MB4-11

Marxist Bulletin No. 4

Expulsion from the Socialist Workers Party


Statement on Suspension of Robertson-Tendency Members
By Clara Kaye; Dick [Fraser] supports this statement

November 15, 1963

1. The Seattle Branch representative to the Nominating Commission at the July Convention questioned the procedure of the Commission on 2 counts: penalizing two Wohlforth tendency National Committee members by throwing them off the Committee in response to charges made against them in the Convention and refusing to place Robertson on the Committee for similar reasons. The Nominating Commission thus transformed itself into a virtual Control Commission and exacted punishment — without any hearing or trial on the charges. This procedure was unprecedented. The Convention was presented with a fait accompli — an execution before a trial.

2. The current suspension, accordingly, was well prepared psychologically. But that does not make it politically or legally supportable in terms of democratic centralism and the SWP Constitution. The latter nowhere enjoins comrades of any tendency from engaging in private, personal and normal debate over disputed questions or any other questions; to cite the Constitution as evidence against the suspended members is meaningless.

3. The Control Commission was represented by only one regular member. In a case of this seriousness, surely the entire Commission should have been involved.

4. The Control Commission evidently never held a hearing nor solicited the reactions of the minority to the charges. The party has not heard the other side; the minority had no chance whatsoever for self-defense.

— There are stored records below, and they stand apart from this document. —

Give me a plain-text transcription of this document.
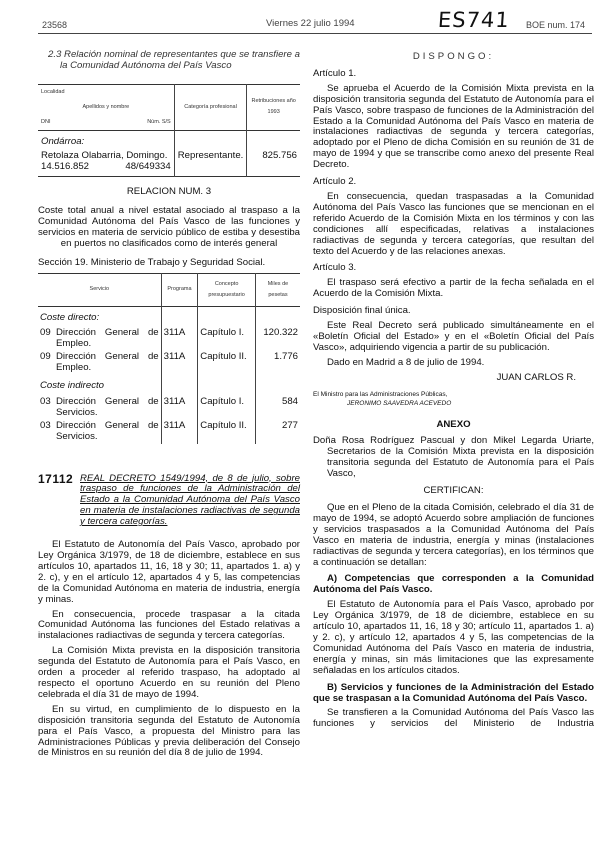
23568	Viernes 22 julio 1994	ES741 BOE num. 174

2.3 Relación nominal de representantes que se transfiere a la Comunidad Autónoma del País Vasco

Localidad
Apellidos y nombre
DNI Núm. S/S	Categoría profesional	Retribuciones año 1993
Ondárroa:		

Retolaza Olabarria, Domingo.
14.516.852 48/649334	Representante.	825.756

RELACION NUM. 3

Coste total anual a nivel estatal asociado al traspaso a la Comunidad Autónoma del País Vasco de las funciones y servicios en materia de servicio público de estiba y desestiba en puertos no clasificados como de interés general

Sección 19. Ministerio de Trabajo y Seguridad Social.

Servicio	Programa	Concepto presupuestario	Miles de pesetas
Coste directo:			

09 Dirección General de Empleo.	311A	Capítulo I.	120.322

09 Dirección General de Empleo.	311A	Capítulo II.	1.776
Coste indirecto			

03 Dirección General de Servicios.	311A	Capítulo I.	584

03 Dirección General de Servicios.	311A	Capítulo II.	277
17112 REAL DECRETO 1549/1994, de 8 de julio, sobre traspaso de funciones de la Administración del Estado a la Comunidad Autónoma del País Vasco en materia de instalaciones radiactivas de segunda y tercera categorías.

El Estatuto de Autonomía del País Vasco, aprobado por Ley Orgánica 3/1979, de 18 de diciembre, establece en sus artículos 10, apartados 11, 16, 18 y 30; 11, apartados 1. a) y 2. c), y en el artículo 12, apartados 4 y 5, las competencias de la Comunidad Autónoma en materia de industria, energía y minas.

En consecuencia, procede traspasar a la citada Comunidad Autónoma las funciones del Estado relativas a instalaciones radiactivas de segunda y tercera categorías.

La Comisión Mixta prevista en la disposición transitoria segunda del Estatuto de Autonomía para el País Vasco, en orden a proceder al referido traspaso, ha adoptado al respecto el oportuno Acuerdo en su reunión del Pleno celebrada el día 31 de mayo de 1994.

En su virtud, en cumplimiento de lo dispuesto en la disposición transitoria segunda del Estatuto de Autonomía para el País Vasco, a propuesta del Ministro para las Administraciones Públicas y previa deliberación del Consejo de Ministros en su reunión del día 8 de julio de 1994.

DISPONGO:

Artículo 1.

Se aprueba el Acuerdo de la Comisión Mixta prevista en la disposición transitoria segunda del Estatuto de Autonomía para el País Vasco, sobre traspaso de funciones de la Administración del Estado a la Comunidad Autónoma del País Vasco en materia de instalaciones radiactivas de segunda y tercera categorías, adoptado por el Pleno de dicha Comisión en su reunión de 31 de mayo de 1994 y que se transcribe como anexo del presente Real Decreto.

Artículo 2.

En consecuencia, quedan traspasadas a la Comunidad Autónoma del País Vasco las funciones que se mencionan en el referido Acuerdo de la Comisión Mixta en los términos y con las condiciones allí especificadas, relativas a instalaciones radiactivas de segunda y tercera categorías, que resultan del texto del Acuerdo y de las relaciones anexas.

Artículo 3.

El traspaso será efectivo a partir de la fecha señalada en el Acuerdo de la Comisión Mixta.

Disposición final única.

Este Real Decreto será publicado simultáneamente en el «Boletín Oficial del Estado» y en el «Boletín Oficial del País Vasco», adquiriendo vigencia a partir de su publicación.

Dado en Madrid a 8 de julio de 1994.

JUAN CARLOS R.

El Ministro para las Administraciones Públicas,
JERONIMO SAAVEDRA ACEVEDO

ANEXO

Doña Rosa Rodríguez Pascual y don Mikel Legarda Uriarte, Secretarios de la Comisión Mixta prevista en la disposición transitoria segunda del Estatuto de Autonomía para el País Vasco,

CERTIFICAN:

Que en el Pleno de la citada Comisión, celebrado el día 31 de mayo de 1994, se adoptó Acuerdo sobre ampliación de funciones y servicios traspasados a la Comunidad Autónoma del País Vasco en materia de industria, energía y minas (instalaciones radiactivas de segunda y tercera categorías), en los términos que a continuación se detallan:

A) Competencias que corresponden a la Comunidad Autónoma del País Vasco.

El Estatuto de Autonomía para el País Vasco, aprobado por Ley Orgánica 3/1979, de 18 de diciembre, establece en su artículo 10, apartados 11, 16, 18 y 30; artículo 11, apartados 1. a) y 2. c), y artículo 12, apartados 4 y 5, las competencias de la Comunidad Autónoma del País Vasco en materia de industria, energía y minas, sin más limitaciones que las expresamente señaladas en los artículos citados.

B) Servicios y funciones de la Administración del Estado que se traspasan a la Comunidad Autónoma del País Vasco.

Se transfieren a la Comunidad Autónoma del País Vasco las funciones y servicios del Ministerio de Industria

The Control Commission therefore acted not as an impartial body serving the party as a whole, but exclusively as an agent of the Political Committee, which is not its proper role.

5. Not actions or official group policy are being punished here, but the ideas of two individual minority members. And 5 people are suspended. Both possible intent and guilt by association with individual ideas are the crime here. Yet it would appear that the charge is more dangerous than the crime.

6. How did personal minority documents come to be in the hands of the Control Commission? Have minorities no longer the right to internal private discussion amongst themselves?

7. The “double recruitment” charge is puzzling. A minority often recruits a person to the party and not to itself at the same time. This may or may not materialize later. But a minority may recruit a person to both, simultaneously, or almost so. The charge of disloyalty would only make sense if someone were recruited only to the faction and not to the party, or out of the party and into the faction. This is exactly what the Goldman-Morrow faction did, as well as some other factions in the past. But this is not the charge in this case.

8. The one Robertson tendency member in Seattle (recruited in New York) is an active and reliable branch member and youth organizer. His behavior would belie the almost wholesale charge of Robertson-tendency disloyalty. Is there concrete evidence in other branches of disloyal behavior, selective activity, contempt for the party, etc.? In lieu of this type of real evidence, the Control Commission has given us only an indignant expose of two unutterably ignorant and pretentious documents by two minority members; but since when has individual stupidity, privately or publicly expressed, been grounds for suspension? This is, indeed, an impossible precedent.

9. Such primitive fervor against a generally young and sincerely revolutionary tendency, their own factionalism notwithstanding, is unnecessary and ultimately degrading. The present explanation of the suspension is entirely unconvincing.